What Is the Foreign Earned Income Exclusion?

The FEIE is a provision in the U.S. tax code that allows qualifying Americans living and working abroad to exclude a portion of their foreign-earned income from U.S. federal income tax. For the 2024 tax year, that exclusion amount is $126,500 per person. That’s a significant chunk of income that, if you qualify, simply won’t be taxed at the federal level.

The key phrase here is “foreign earned income.” This applies to wages, salaries, and self-employment income you earn while physically working in another country. It does not cover passive income like dividends, interest, rental income, or capital gains — those are still on the table for taxation.

Who Qualifies?

There are two tests the IRS uses to determine eligibility, and you only need to pass one of them.

The Bona Fide Residence Test

This applies to U.S. citizens who have established a genuine, long-term residence in a foreign country. If you moved to Portugal on a residency visa and have been living there as a resident for a full calendar year, you’d likely qualify. The key is that your stay abroad must be indefinite or permanent in nature — not just a temporary assignment.

The Physical Presence Test

This one is more straightforward: you must be physically present in a foreign country (or countries) for at least 330 full days within any 12-month period. A common scenario is a contractor who spends most of the year working in Southeast Asia. As long as they hit that 330-day mark, they’re eligible regardless of whether they hold official residency in any country.

How to Claim the Exclusion

You claim the FEIE by filing Form 2555 along with your regular Form 1040. The form walks you through the residency or presence test, calculates your excluded amount, and factors in your housing exclusion if applicable.

Speaking of housing — there’s also a Foreign Housing Exclusion that lets qualifying expats exclude certain housing costs like rent, utilities, and insurance. This is separate from the FEIE but works alongside it, and it can provide meaningful additional relief depending on where you live.
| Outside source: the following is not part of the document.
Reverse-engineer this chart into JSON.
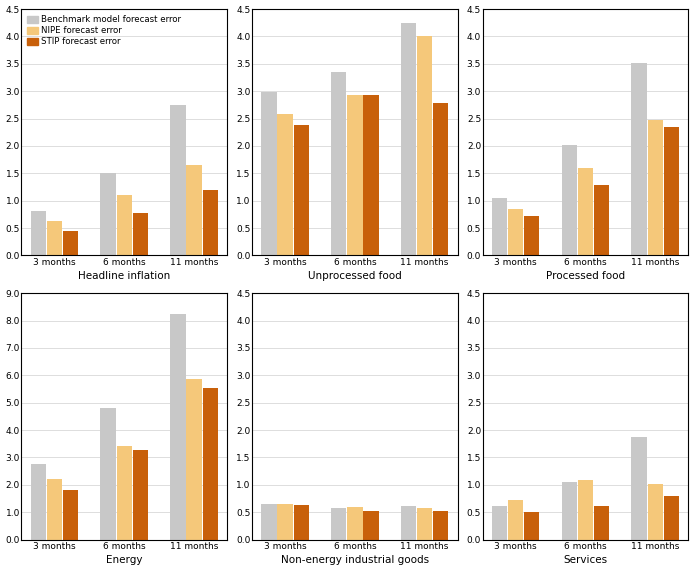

A Few Things to Watch Out For

  • Self-employment tax still applies. Even if you exclude your income under the FEIE, self-employed expats are still on the hook for Social Security and Medicare taxes.
  • State taxes are a separate matter. Some U.S. states don’t recognize the FEIE and will tax your income regardless. If you still have ties to a high-tax state like California or New York, this is worth looking into carefully.
  • The exclusion isn’t automatic. You have to actively elect to use it by filing Form 2555. If you’ve never filed from abroad and are catching up on back taxes, you can still claim it retroactively in most cases.
  • Exceeding the limit doesn’t mean you owe on everything. If you earn more than the exclusion amount, only the excess is subject to U.S. tax — and you may be able to reduce that further using the Foreign Tax Credit for taxes paid to your host country.
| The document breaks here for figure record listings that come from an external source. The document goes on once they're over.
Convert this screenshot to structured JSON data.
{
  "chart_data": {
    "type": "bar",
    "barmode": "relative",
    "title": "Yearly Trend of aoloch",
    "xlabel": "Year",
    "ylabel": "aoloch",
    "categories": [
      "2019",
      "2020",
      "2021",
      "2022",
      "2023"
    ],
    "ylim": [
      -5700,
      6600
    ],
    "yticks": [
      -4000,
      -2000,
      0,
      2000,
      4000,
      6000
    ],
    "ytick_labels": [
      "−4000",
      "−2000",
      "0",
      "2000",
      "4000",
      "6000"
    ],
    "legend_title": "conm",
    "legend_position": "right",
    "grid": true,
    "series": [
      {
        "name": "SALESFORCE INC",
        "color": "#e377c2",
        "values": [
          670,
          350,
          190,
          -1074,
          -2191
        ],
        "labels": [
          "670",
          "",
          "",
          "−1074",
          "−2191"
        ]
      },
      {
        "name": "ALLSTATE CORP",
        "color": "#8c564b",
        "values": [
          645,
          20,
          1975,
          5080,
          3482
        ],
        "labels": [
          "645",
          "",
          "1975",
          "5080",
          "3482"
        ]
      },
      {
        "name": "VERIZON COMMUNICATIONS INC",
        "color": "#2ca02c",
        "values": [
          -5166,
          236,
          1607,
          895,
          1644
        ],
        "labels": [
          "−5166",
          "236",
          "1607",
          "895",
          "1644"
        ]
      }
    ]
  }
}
Is It Always the Right Move?

Not necessarily. For expats living in high-tax countries like Germany or France, it’s sometimes more beneficial to forgo the FEIE and use the Foreign Tax Credit instead. Why? Because the credit offsets U.S. taxes dollar-for-dollar based on what you’ve already paid abroad. If you’re paying more in foreign taxes than you’d owe the IRS anyway, the credit might eliminate your U.S. tax bill entirely — without giving up your ability to contribute to an IRA or other tax-advantaged accounts (which require taxable earned income).

Tax planning for expats is genuinely nuanced, and the right strategy depends heavily on your income level, country of residence, and long-term financial goals. The FEIE is a powerful benefit, but it’s one piece of a larger puzzle. Getting the full picture — ideally with a CPA who specializes in expat taxes — can make a real difference in what you keep at the end of the year.